Hi @DavidBrent First of all thank you so much for all your efforts on this router. Can you advise what to do if I intend to use this router as a ethernet bridge? Let me explain what I want to do. I have the main router with only one ethernet port. I need to use this Fast 5364 router to extend that port using the additional ports on this router.

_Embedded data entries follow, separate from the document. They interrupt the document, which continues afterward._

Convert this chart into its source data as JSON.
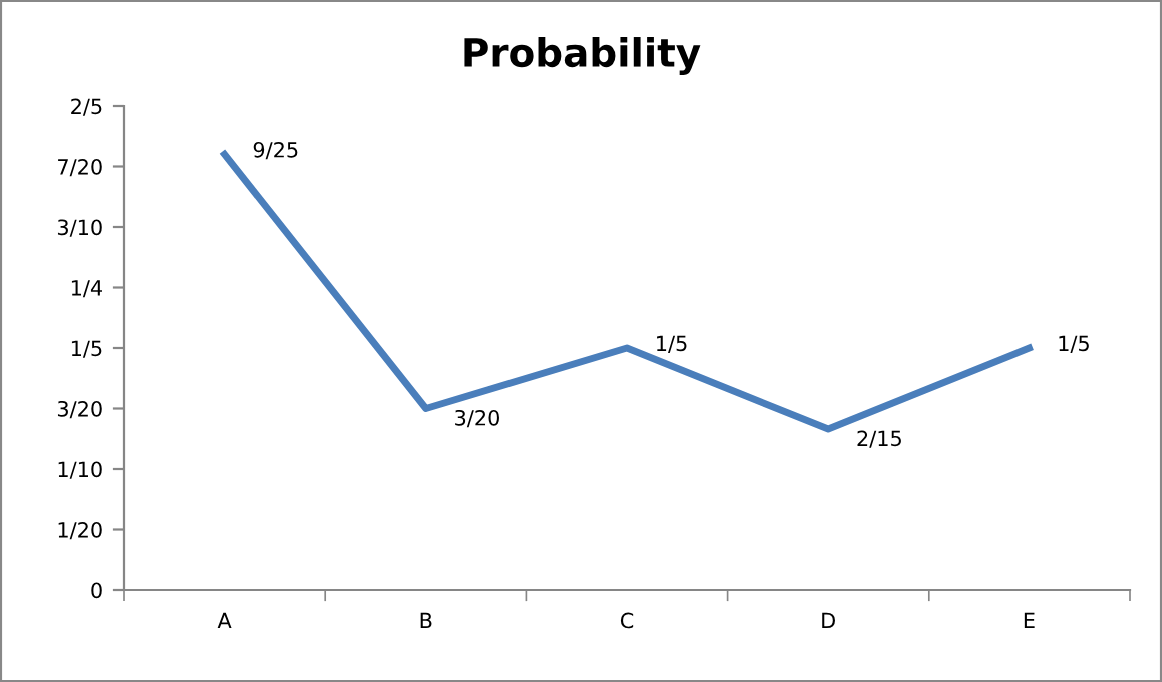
{
  "chart_data": {
    "type": "line",
    "title": "Probability",
    "categories": [
      "A",
      "B",
      "C",
      "D",
      "E"
    ],
    "series": [
      {
        "color": "#4a7ebb",
        "values": [
          0.36,
          0.15,
          0.2,
          0.133,
          0.2
        ],
        "value_labels": [
          "9/25",
          "3/20",
          "1/5",
          "2/15",
          "1/5"
        ]
      }
    ],
    "ylim": [
      0,
      0.4
    ],
    "yticks": [
      0,
      {
        "value": 0.05,
        "label": "1/20"
      },
      {
        "value": 0.1,
        "label": "1/10"
      },
      {
        "value": 0.15,
        "label": "3/20"
      },
      {
        "value": 0.2,
        "label": "1/5"
      },
      {
        "value": 0.25,
        "label": "1/4"
      },
      {
        "value": 0.3,
        "label": "3/10"
      },
      {
        "value": 0.35,
        "label": "7/20"
      },
      {
        "value": 0.4,
        "label": "2/5"
      }
    ],
    "grid": false,
    "marker": "none",
    "line_style": "solid"
  }
}
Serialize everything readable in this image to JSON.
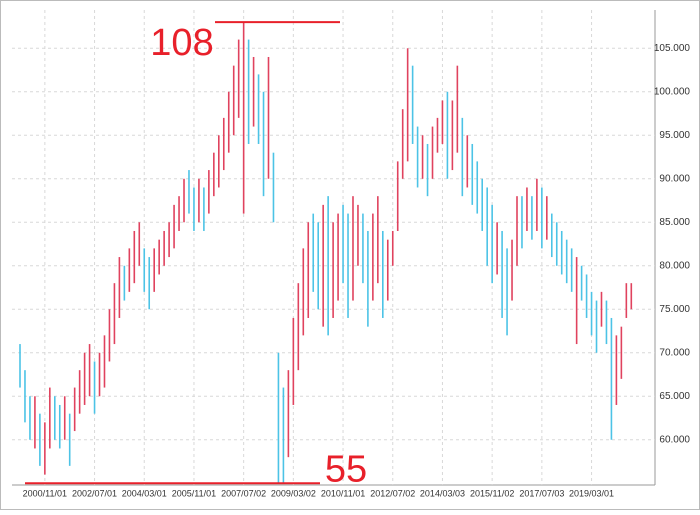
{
  "chart_data": {
    "type": "range-bar",
    "categories": [
      null,
      null,
      null,
      null,
      null,
      "2000/11/01",
      null,
      null,
      null,
      null,
      null,
      null,
      null,
      null,
      null,
      "2002/07/01",
      null,
      null,
      null,
      null,
      null,
      null,
      null,
      null,
      null,
      "2004/03/01",
      null,
      null,
      null,
      null,
      null,
      null,
      null,
      null,
      null,
      "2005/11/01",
      null,
      null,
      null,
      null,
      null,
      null,
      null,
      null,
      null,
      "2007/07/02",
      null,
      null,
      null,
      null,
      null,
      null,
      null,
      null,
      null,
      "2009/03/02",
      null,
      null,
      null,
      null,
      null,
      null,
      null,
      null,
      null,
      "2010/11/01",
      null,
      null,
      null,
      null,
      null,
      null,
      null,
      null,
      null,
      "2012/07/02",
      null,
      null,
      null,
      null,
      null,
      null,
      null,
      null,
      null,
      "2014/03/03",
      null,
      null,
      null,
      null,
      null,
      null,
      null,
      null,
      null,
      "2015/11/02",
      null,
      null,
      null,
      null,
      null,
      null,
      null,
      null,
      null,
      "2017/07/03",
      null,
      null,
      null,
      null,
      null,
      null,
      null,
      null,
      null,
      "2019/03/01",
      null,
      null,
      null,
      null,
      null,
      null,
      null,
      null
    ],
    "low": [
      66,
      62,
      60,
      59,
      57,
      56,
      59,
      60,
      59,
      60,
      57,
      61,
      63,
      64,
      65,
      63,
      65,
      66,
      69,
      71,
      74,
      76,
      77,
      78,
      80,
      77,
      75,
      77,
      79,
      80,
      81,
      82,
      84,
      85,
      86,
      84,
      85,
      84,
      86,
      88,
      89,
      91,
      93,
      95,
      97,
      86,
      94,
      96,
      94,
      88,
      90,
      85,
      55,
      55,
      58,
      64,
      68,
      72,
      74,
      77,
      75,
      73,
      72,
      74,
      76,
      78,
      74,
      76,
      80,
      78,
      73,
      76,
      78,
      74,
      76,
      80,
      84,
      90,
      92,
      94,
      89,
      90,
      88,
      90,
      93,
      94,
      90,
      91,
      93,
      88,
      89,
      87,
      86,
      84,
      80,
      78,
      79,
      74,
      72,
      76,
      80,
      82,
      84,
      83,
      84,
      82,
      83,
      81,
      80,
      79,
      78,
      77,
      71,
      76,
      74,
      72,
      70,
      73,
      71,
      60,
      64,
      67,
      74,
      75
    ],
    "high": [
      71,
      68,
      65,
      65,
      63,
      62,
      66,
      65,
      64,
      65,
      63,
      66,
      68,
      70,
      71,
      69,
      70,
      72,
      75,
      78,
      81,
      80,
      82,
      84,
      85,
      82,
      81,
      82,
      83,
      84,
      85,
      87,
      88,
      90,
      91,
      89,
      90,
      89,
      91,
      93,
      95,
      97,
      100,
      103,
      106,
      108,
      106,
      104,
      102,
      100,
      104,
      93,
      70,
      66,
      68,
      74,
      78,
      82,
      85,
      86,
      85,
      87,
      88,
      85,
      86,
      87,
      86,
      88,
      87,
      86,
      84,
      86,
      88,
      84,
      83,
      84,
      92,
      98,
      105,
      103,
      96,
      95,
      94,
      96,
      97,
      99,
      100,
      99,
      103,
      97,
      95,
      94,
      92,
      90,
      89,
      87,
      85,
      84,
      82,
      83,
      88,
      88,
      89,
      88,
      90,
      89,
      88,
      86,
      85,
      84,
      83,
      82,
      81,
      80,
      79,
      77,
      76,
      77,
      76,
      74,
      72,
      73,
      78,
      78
    ],
    "rising": [
      false,
      false,
      false,
      true,
      false,
      true,
      true,
      false,
      false,
      true,
      false,
      true,
      true,
      true,
      true,
      false,
      true,
      true,
      true,
      true,
      true,
      false,
      true,
      true,
      true,
      false,
      false,
      true,
      true,
      true,
      true,
      true,
      true,
      true,
      false,
      false,
      true,
      false,
      true,
      true,
      true,
      true,
      true,
      true,
      true,
      true,
      false,
      true,
      false,
      false,
      true,
      false,
      false,
      false,
      true,
      true,
      true,
      true,
      true,
      false,
      false,
      true,
      false,
      true,
      true,
      false,
      false,
      true,
      true,
      false,
      false,
      true,
      true,
      false,
      true,
      true,
      true,
      true,
      true,
      false,
      false,
      true,
      false,
      true,
      true,
      true,
      false,
      true,
      true,
      false,
      true,
      false,
      false,
      false,
      false,
      false,
      true,
      false,
      false,
      true,
      true,
      false,
      true,
      false,
      true,
      false,
      true,
      false,
      false,
      false,
      false,
      false,
      true,
      false,
      false,
      false,
      false,
      true,
      false,
      false,
      true,
      true,
      true,
      true
    ],
    "up_color": "#e0425e",
    "down_color": "#4cc3e6",
    "ylim": [
      54.8,
      109.4
    ],
    "yticks": [
      {
        "value": 60,
        "label": "60.000"
      },
      {
        "value": 65,
        "label": "65.000"
      },
      {
        "value": 70,
        "label": "70.000"
      },
      {
        "value": 75,
        "label": "75.000"
      },
      {
        "value": 80,
        "label": "80.000"
      },
      {
        "value": 85,
        "label": "85.000"
      },
      {
        "value": 90,
        "label": "90.000"
      },
      {
        "value": 95,
        "label": "95.000"
      },
      {
        "value": 100,
        "label": "100.000"
      },
      {
        "value": 105,
        "label": "105.000"
      }
    ],
    "grid": true,
    "annotations": [
      {
        "text": "108",
        "value": 108,
        "color": "#e8202a"
      },
      {
        "text": "55",
        "value": 55,
        "color": "#e8202a"
      }
    ]
  }
}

@special_beam_cannon - if the commands complete without error you should be done. Are you sure the issue isn't with your downstream router not using DHCP to pick up the WAN IP address through the first Ethernet port? FYI - the TalkTalk web interface will incorrectly report 'not connected to the Internet' when in bridge mode and isn't very useful! I'd also check your two routers aren't using the same subnet so perhaps use 192.168.0.x for the FAST 5364 and 192.168.1.x for your main router.

@senrs - do you mean just using it as an Ethernet switch to add more ports? If so, you could just leave the WAN unused and daisy chain one to the other via the LAN ports and disable DHCP and DNS on the TalkTalk router so it doesn't interfere with your main router.

I don't check here very often so you could always try the TalkTalk forums if you are stuck.

Thanks @cilusse - great to have more people being able to make use of it and avoid more e-waste!

@DavidBrent - Thank you! I made it work by daisy chaining. Can we use xmo-client commands to convert the WAN port to use as a LAN port while daisy chaining?